Kieran <kieran@dunelm.org.uk> writes:
> My main requirements are:
> 1. Ability to store approx 200Gb of data, with about 5Gb of data
> changing per day.
Given sufficient iron, no problem.
> 2. Support for high number of concurrent short transactions under
> REPEATABLE READ transaction isolation with row-level locking (or
> equivalent optimistic concurrency control).
What do you consider a "high number"? I think we'd max out somewhere
on the order of a thousand simultaneous transactions (again, given
respectable iron).
> 3. Fast (i.e. < 5 mins) failover time to a constantly mirrored secondary
> database server.
People are doing this today using rserv (or better, the commercial
version available from PostgreSQL Inc). It's a bit of a pain in the
neck to work with, IMHO. Check the pgreplication mailing list for
ongoing work on better solutions.
> 4. Ability to perform continous network backups such that in the event
> of both the primary database server and mirrored database server
> suffering total failure, no more than 1 hour of data is lost.

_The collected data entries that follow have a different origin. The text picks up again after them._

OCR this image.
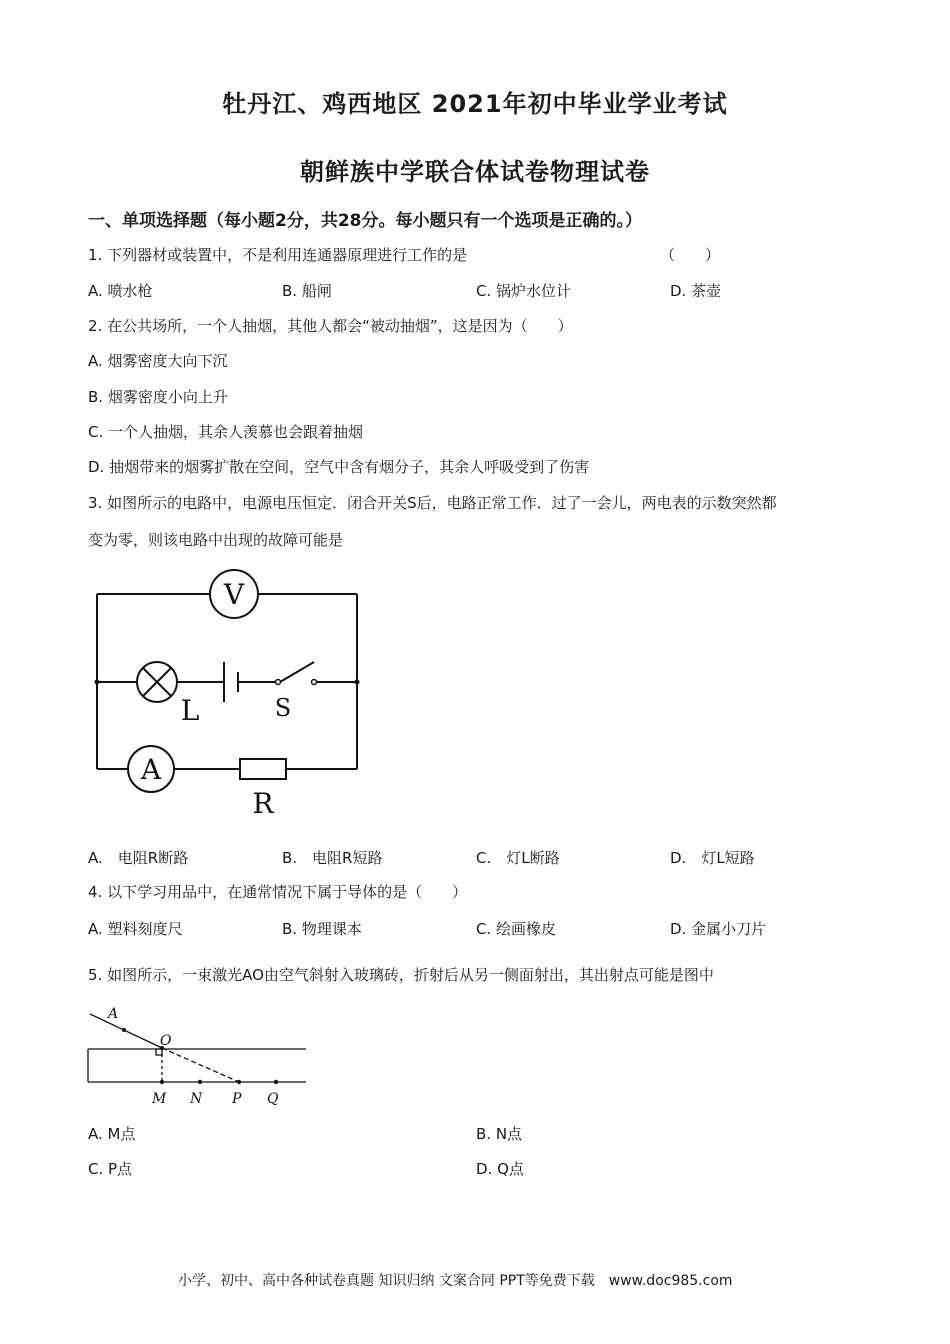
牡丹江、鸡西地区 2021年初中毕业学业考试
朝鲜族中学联合体试卷物理试卷
一、单项选择题（每小题2分，共28分。每小题只有一个选项是正确的。）
1. 下列器材或装置中，不是利用连通器原理进行工作的是	（　　）
A. 喷水枪	B. 船闸	C. 锅炉水位计	D. 茶壶
2. 在公共场所，一个人抽烟，其他人都会“被动抽烟”，这是因为（　　）
A. 烟雾密度大向下沉
B. 烟雾密度小向上升
C. 一个人抽烟，其余人羡慕也会跟着抽烟
D. 抽烟带来的烟雾扩散在空间，空气中含有烟分子，其余人呼吸受到了伤害
3. 如图所示的电路中，电源电压恒定．闭合开关S后，电路正常工作．过了一会儿，两电表的示数突然都
变为零，则该电路中出现的故障可能是
V
A
L	S
R
A.　电阻R断路	B.　电阻R短路	C.　灯L断路	D.　灯L短路
4. 以下学习用品中，在通常情况下属于导体的是（　　）
A. 塑料刻度尺	B. 物理课本	C. 绘画橡皮	D. 金属小刀片
5. 如图所示，一束激光AO由空气斜射入玻璃砖，折射后从另一侧面射出，其出射点可能是图中
A
O
M N P Q
A. M点	B. N点
C. P点	D. Q点
小学、初中、高中各种试卷真题 知识归纳 文案合同 PPT等免费下载　www.doc985.com
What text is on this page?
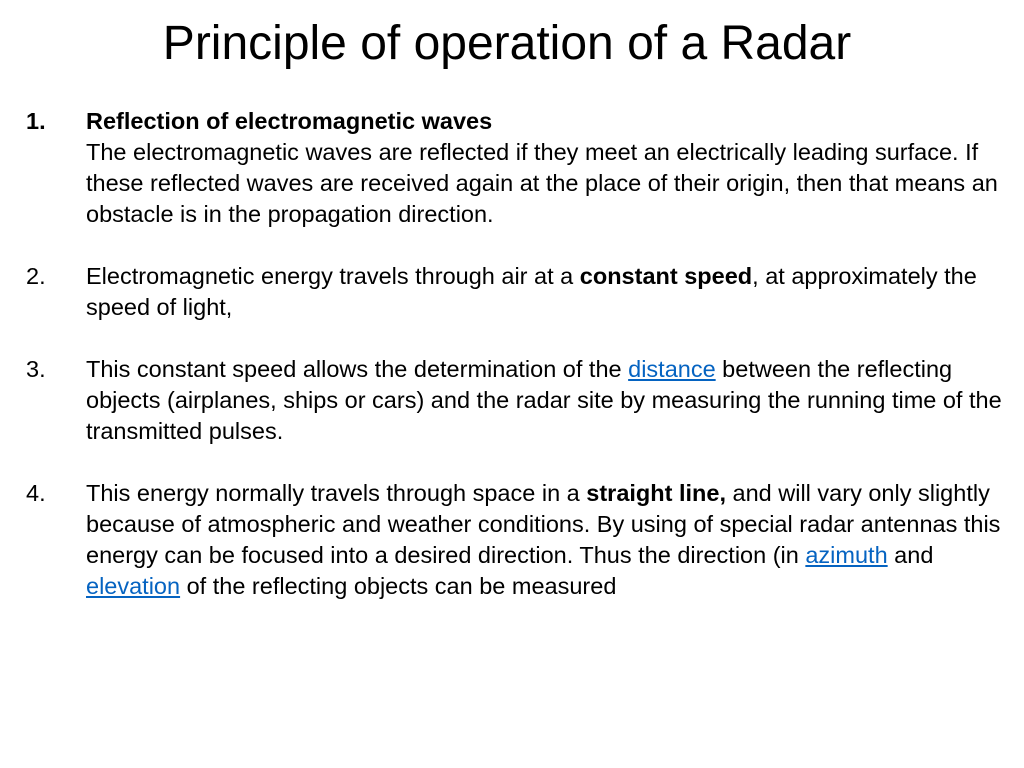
Principle of operation of a Radar
1. Reflection of electromagnetic waves
The electromagnetic waves are reflected if they meet an electrically leading surface. If these reflected waves are received again at the place of their origin, then that means an obstacle is in the propagation direction.
2. Electromagnetic energy travels through air at a constant speed, at approximately the speed of light,
3. This constant speed allows the determination of the distance between the reflecting objects (airplanes, ships or cars) and the radar site by measuring the running time of the transmitted pulses.
4. This energy normally travels through space in a straight line, and will vary only slightly because of atmospheric and weather conditions. By using of special radar antennas this energy can be focused into a desired direction. Thus the direction (in azimuth and elevation of the reflecting objects can be measured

The only tool we have for this today is pg_dump, and as you say backing
up 200Gb every hour doesn't seem real promising. I do wonder though
why you don't just redefine the problem: why not mirror to two slaves
at dispersed locations?
There is work being done on point-in-time recovery (ie, beefing up the
WAL facility to the point where WAL logs could usefully be archived).
That will eventually provide a more direct answer to your concern.
> I'd imagine it may be possible to satisfy 3. using file system level
> mirroring, but I'd appreciate it if someone could confirm this.
I wouldn't trust such an approach...
> My last question is somewhat pie-in-the sky, but assuming that
> PostgreSQL cannot currently meet requirements 3 & 4 even with 3rd party
> solutions, what are people's gut reactions to whether a small team (e.g.
> 5-6) of experienced, full-time paid developers could add mirroring and
> incremental backup support to PostgreSQL within 18 months?
If you're thinking of bringing in people with no prior experience with
Postgres, I'd counsel not. The learning curve is too long. If you're
thinking of paying existing developers to work on this, I can name
several people who'd love to take your money ;-).
regards, tom lane